Daily Market Comment – New sanctions boost oil prices, stop euro in its tracks



  • European Union announces new sanctions against Russian oil 
  • Euro rebound halted ahead of inflation stats, oil keeps rising
  • Biden-Powell-Yellen will meet today to discuss inflation 

Russian oil banned, mostly

European leaders reached an agreement to cut around 90% of the oil coming from Russia by the end of the year. The aim is to deal another blow to the heavily sanctioned economy and diminish Putin’s ability to wage war, although this decision will also inflict collateral damage back on Europe by pushing energy prices even higher.

The oil market is already exceptionally tight, with inventories being drawn down to meet demand as summer travel ramps up, and restricting supply any further leaves only one escape valve - higher prices. Consumers are already feeling the heat from surging oil prices and the rally isn’t slowing down despite lockdowns in China and the turmoil in stock markets. 

Ultimately something has to give - either more supply comes back online or prices climb high enough to truly destroy demand. Swing producers like US shale or Saudi Arabia are not particularly interested in drilling more, so it seems like higher oil prices are here to stay until there is some positive news from Ukraine. There’s an OPEC+ meeting on Thursday, although not much is expected.

Euro halted in its tracks

The euro disliked the news as even higher oil prices will burn a bigger hole in the Eurozone’s terms of trade, leave deeper scars on consumers, and fan the flames of inflation. Recent data releases show that the French economy contracted in Q1 while Germany’s inflation rate hit another multi-decade high, adding credence to worries that Europe is entering a period of slow growth coupled with high inflation. 

Investors are split on how hard the ECB will swing in July. A quarter-percentage point rate increase is fully priced into money markets and there’s an implied chance of around 35% for a bigger, half-point move. The upcoming inflation stats today could help settle this debate. 

Overall, the ECB is more likely to opt for smaller and systematic rate hikes to prevent any panic in bond markets, especially now that asset purchases are stopping too. This presents a downside risk for the euro considering the current market pricing. 

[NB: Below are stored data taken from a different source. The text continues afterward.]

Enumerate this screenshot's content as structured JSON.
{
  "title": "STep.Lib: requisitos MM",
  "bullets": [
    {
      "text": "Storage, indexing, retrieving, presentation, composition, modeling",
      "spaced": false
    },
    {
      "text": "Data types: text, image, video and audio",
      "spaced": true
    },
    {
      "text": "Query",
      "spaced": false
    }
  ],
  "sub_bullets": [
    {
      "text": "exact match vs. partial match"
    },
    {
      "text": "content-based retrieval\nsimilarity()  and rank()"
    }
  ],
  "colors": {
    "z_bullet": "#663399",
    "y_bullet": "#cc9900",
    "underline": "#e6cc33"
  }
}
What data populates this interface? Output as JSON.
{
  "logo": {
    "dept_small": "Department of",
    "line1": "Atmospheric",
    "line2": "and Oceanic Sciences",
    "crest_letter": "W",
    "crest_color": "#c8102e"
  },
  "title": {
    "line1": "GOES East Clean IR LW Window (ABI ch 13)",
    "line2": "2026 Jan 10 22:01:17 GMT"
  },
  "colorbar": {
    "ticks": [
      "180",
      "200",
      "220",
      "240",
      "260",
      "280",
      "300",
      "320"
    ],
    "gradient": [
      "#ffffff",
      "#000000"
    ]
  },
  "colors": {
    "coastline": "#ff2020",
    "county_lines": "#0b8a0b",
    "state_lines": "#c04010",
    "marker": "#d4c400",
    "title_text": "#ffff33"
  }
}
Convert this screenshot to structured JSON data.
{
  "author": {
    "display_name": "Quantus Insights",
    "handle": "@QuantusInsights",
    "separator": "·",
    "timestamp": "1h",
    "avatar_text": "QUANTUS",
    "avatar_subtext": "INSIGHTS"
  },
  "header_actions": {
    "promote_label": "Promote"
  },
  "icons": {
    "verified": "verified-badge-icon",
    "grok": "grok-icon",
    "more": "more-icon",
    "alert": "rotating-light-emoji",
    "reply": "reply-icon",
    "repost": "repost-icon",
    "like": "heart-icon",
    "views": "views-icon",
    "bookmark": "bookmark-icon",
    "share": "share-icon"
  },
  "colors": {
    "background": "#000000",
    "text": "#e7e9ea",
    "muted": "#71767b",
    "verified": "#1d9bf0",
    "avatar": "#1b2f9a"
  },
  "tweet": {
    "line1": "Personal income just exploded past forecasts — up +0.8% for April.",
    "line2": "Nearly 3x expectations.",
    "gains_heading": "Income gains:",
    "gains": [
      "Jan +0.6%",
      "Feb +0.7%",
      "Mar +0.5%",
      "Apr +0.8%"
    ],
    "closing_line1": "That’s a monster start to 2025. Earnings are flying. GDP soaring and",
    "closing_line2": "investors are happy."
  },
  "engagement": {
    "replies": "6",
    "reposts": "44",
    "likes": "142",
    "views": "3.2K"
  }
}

Dollar stable, Wall Street returns

There wasn’t much else happening in the FX complex, with most currency pairs trading in relatively narrow ranges. The dollar managed to stand back on its feet, capitalizing on rising Treasury yields and the euro’s troubles. 

In the stock market, the rollercoaster ride is set to continue. Most European indices are trading in the red today while Wall Street futures point to a neutral open. Investors continue to grapple with heightened uncertainty surrounding the economy as fiscal spending gets rolled back and the Fed closes the liquidity gates. 

Valuations have compressed but that doesn’t mean the pain is over as the next shoe to drop may be corporate earnings estimates, which are likely to be revised lower in the face of slowing growth. For the market to find a true bottom, it will likely require a positive fundamental catalyst too - such as the Fed pausing, the war in Ukraine ending, or China abandoning draconian lockdowns. 

As for today, the main event will be a meeting between US President Biden, Fed Chairman Powell, and Treasury Secretary Yellen at 17:15 GMT to discuss inflation. The Fed has been adamant it will raise rates to suppress demand, so the emphasis is now on the government to find ways to expand the productive capacity of the economy and quell inflation in time for November's midterm elections.